Całość można wykonać z prefabrykowanych płyt betonowych barwionych w masie – ciemnych, lekko chropowatych, które wyglądają jak monolit. Alternatywą jest cegła klinkierowa układana warstwowo albo panele z kompozytu mineralnego, które dają lżejszy efekt, ale pozwalają na precyzyjne wycinanie kształtów. Ważne, by powierzchnia była gładka i jednolita – tak, aby nisze odcinały się mocno, jak rzeźby w kamieniu.
Nisze to serce całej konstrukcji. Wycinane w prefabrykatach lub budowane jako ramy wmurowane w fasadę, mają różne głębokości – od płytkich (20–30 cm, tylko na małe obiekty) po pełne wnęki głębokie na metr, w które można wejść. Każda nisza ma własny ukryty system oświetlenia – punktowe LED-y zamontowane w górnych krawędziach. Dają efekt muzealny: nocą rzeźby i przedmioty wydają się unosić w ciemności.
Od strony konstrukcyjnej całość przypomina podwójny mur. Pierwsza warstwa – ta monolityczna, widoczna – to ekran ekspozycyjny. Druga, schowana za nią, to właściwa ściana domu z oknami, które otwierają się na przestrzeń buforową. Dzięki temu dom jest doświetlony i przewietrzany, ale nie odsłonięty.
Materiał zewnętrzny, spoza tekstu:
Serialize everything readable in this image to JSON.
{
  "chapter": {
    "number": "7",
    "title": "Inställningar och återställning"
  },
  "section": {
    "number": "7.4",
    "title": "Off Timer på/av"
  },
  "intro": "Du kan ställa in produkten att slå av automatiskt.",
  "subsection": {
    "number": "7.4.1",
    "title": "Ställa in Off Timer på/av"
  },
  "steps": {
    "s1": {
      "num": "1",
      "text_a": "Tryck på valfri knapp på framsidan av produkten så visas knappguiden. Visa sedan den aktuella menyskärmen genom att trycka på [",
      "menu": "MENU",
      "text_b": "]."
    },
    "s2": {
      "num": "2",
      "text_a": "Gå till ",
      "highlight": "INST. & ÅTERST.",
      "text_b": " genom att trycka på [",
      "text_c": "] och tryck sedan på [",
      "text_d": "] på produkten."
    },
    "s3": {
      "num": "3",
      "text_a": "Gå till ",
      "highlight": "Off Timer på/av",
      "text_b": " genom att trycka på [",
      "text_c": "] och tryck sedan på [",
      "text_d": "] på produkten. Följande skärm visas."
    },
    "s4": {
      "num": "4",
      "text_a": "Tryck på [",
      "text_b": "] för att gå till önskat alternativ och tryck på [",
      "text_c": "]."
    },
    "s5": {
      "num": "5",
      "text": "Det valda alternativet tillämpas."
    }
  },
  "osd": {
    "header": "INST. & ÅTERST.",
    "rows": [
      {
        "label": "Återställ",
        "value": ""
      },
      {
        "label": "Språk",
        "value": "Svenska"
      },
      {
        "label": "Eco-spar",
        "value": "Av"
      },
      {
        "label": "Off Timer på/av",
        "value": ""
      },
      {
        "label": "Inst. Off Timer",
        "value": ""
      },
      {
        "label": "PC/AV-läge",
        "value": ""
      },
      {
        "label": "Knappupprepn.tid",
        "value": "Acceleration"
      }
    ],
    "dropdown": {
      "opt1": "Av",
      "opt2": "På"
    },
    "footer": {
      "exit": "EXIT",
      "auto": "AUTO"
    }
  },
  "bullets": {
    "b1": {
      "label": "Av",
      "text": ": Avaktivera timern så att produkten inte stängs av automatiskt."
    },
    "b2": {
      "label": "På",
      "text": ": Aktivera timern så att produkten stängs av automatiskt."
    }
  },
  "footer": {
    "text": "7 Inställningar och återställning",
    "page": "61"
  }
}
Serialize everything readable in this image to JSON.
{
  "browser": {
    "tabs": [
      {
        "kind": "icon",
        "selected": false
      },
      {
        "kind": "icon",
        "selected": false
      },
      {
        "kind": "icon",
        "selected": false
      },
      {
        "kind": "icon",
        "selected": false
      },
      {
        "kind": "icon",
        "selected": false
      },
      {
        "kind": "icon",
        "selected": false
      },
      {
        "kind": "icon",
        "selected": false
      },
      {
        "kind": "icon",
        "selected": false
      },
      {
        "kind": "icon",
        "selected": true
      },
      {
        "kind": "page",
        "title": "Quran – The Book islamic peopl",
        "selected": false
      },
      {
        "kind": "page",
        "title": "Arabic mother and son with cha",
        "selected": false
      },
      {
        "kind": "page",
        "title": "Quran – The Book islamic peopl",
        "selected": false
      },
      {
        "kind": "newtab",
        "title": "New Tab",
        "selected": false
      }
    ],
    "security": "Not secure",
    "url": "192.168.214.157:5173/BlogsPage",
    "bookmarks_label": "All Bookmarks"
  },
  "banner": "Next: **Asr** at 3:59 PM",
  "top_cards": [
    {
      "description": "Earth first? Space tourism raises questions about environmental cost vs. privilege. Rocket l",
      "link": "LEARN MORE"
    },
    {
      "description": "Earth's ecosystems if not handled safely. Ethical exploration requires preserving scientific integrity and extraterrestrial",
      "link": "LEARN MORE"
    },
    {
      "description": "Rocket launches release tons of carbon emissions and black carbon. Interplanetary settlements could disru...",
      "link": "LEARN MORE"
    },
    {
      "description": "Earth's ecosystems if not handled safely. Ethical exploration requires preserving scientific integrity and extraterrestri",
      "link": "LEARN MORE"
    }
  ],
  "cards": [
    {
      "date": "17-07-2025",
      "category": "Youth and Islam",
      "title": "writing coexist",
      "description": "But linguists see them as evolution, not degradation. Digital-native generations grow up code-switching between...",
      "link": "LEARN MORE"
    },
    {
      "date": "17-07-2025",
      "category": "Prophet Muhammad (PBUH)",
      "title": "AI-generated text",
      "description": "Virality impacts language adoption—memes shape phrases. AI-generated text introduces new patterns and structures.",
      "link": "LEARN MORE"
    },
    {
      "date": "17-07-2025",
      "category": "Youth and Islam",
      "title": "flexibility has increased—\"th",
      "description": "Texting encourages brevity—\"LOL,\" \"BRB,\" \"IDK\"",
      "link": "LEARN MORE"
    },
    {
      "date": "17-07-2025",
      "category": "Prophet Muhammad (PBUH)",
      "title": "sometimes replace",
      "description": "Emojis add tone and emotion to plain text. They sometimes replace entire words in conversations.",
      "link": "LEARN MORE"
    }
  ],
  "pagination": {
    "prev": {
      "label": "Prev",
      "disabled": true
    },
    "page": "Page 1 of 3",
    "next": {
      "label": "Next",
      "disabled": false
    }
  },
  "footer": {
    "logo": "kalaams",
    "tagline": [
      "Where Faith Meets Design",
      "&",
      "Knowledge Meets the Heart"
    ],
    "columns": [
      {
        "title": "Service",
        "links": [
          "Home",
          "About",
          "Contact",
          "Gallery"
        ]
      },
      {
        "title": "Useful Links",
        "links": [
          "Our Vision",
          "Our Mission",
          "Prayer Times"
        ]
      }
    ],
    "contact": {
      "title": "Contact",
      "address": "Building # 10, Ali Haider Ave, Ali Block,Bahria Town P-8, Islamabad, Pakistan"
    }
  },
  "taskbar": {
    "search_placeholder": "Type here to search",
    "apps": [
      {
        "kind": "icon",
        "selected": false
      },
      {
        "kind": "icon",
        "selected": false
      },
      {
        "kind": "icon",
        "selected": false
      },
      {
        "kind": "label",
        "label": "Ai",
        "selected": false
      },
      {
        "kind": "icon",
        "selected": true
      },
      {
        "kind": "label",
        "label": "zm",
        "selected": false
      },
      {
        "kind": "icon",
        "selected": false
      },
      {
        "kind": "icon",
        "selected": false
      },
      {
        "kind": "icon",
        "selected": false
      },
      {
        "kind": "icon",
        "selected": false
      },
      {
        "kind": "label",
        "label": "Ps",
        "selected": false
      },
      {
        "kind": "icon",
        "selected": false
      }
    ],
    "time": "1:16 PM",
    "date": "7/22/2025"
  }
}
W wybranych niszach można umieścić szkło ochronne – bezpieczne, hartowane, żeby zabezpieczyć delikatniejsze prace. W innych, zwłaszcza tych głębszych, przewidziano możliwość wejścia przechodnia – posadzka w niszy wykonana jest z trwałego kamienia lub drewna, odpornego na intensywne użytkowanie.
Technika łączy się tu z symboliką: ściana wygląda jak jednolity blok, ale w rzeczywistości jest systemem otwarć, kadrów i mikroprzestrzeni, które nadają jej rytm. To prosta zasada – monolit i wycięcia – która w efekcie daje bardzo bogatą narrację.
Czy architektura musi wybierać między prywatnym a publicznym?
„Dom z galeriami w murze” to przykład architektury, która nie wybiera między pełnym otwarciem a całkowitym zamknięciem. To manifest pośredniości – budynek, który chroni życie prywatne, a jednocześnie oddaje coś miastu. Fasada nie jest tutaj płaską skórą, lecz przestrzenią narracji. Nisze stają się ramami: dla sztuki, dla światła, dla ulotnych obrazów codzienności.
Ten dom uczy, że prywatność nie polega na budowaniu murów, a otwartość nie wymaga pełnej przezroczystości. Architektura może negocjować – wybierać, co pokazuje, a co zachowuje dla siebie. Właśnie w tej selekcji rodzi się wartość: sztuka, która trafia na ulicę, i życie, które pozostaje nienaruszone.
W szerszym ujęciu „Dom z galeriami w murze” jest też metaforą roli podwójnych fasad we współczesnej architekturze. To nie tylko ochrona klimatyczna czy techniczny bufor, ale narzędzie budowania relacji. Może stać się sceną dla sztuki, filtrem dla światła, przestrzenią spotkania. Sierpniowy cykl na Archilabie pokazuje, że w tej warstwie pośredniej kryje się ogromny potencjał – zarówno praktyczny, jak i symboliczny.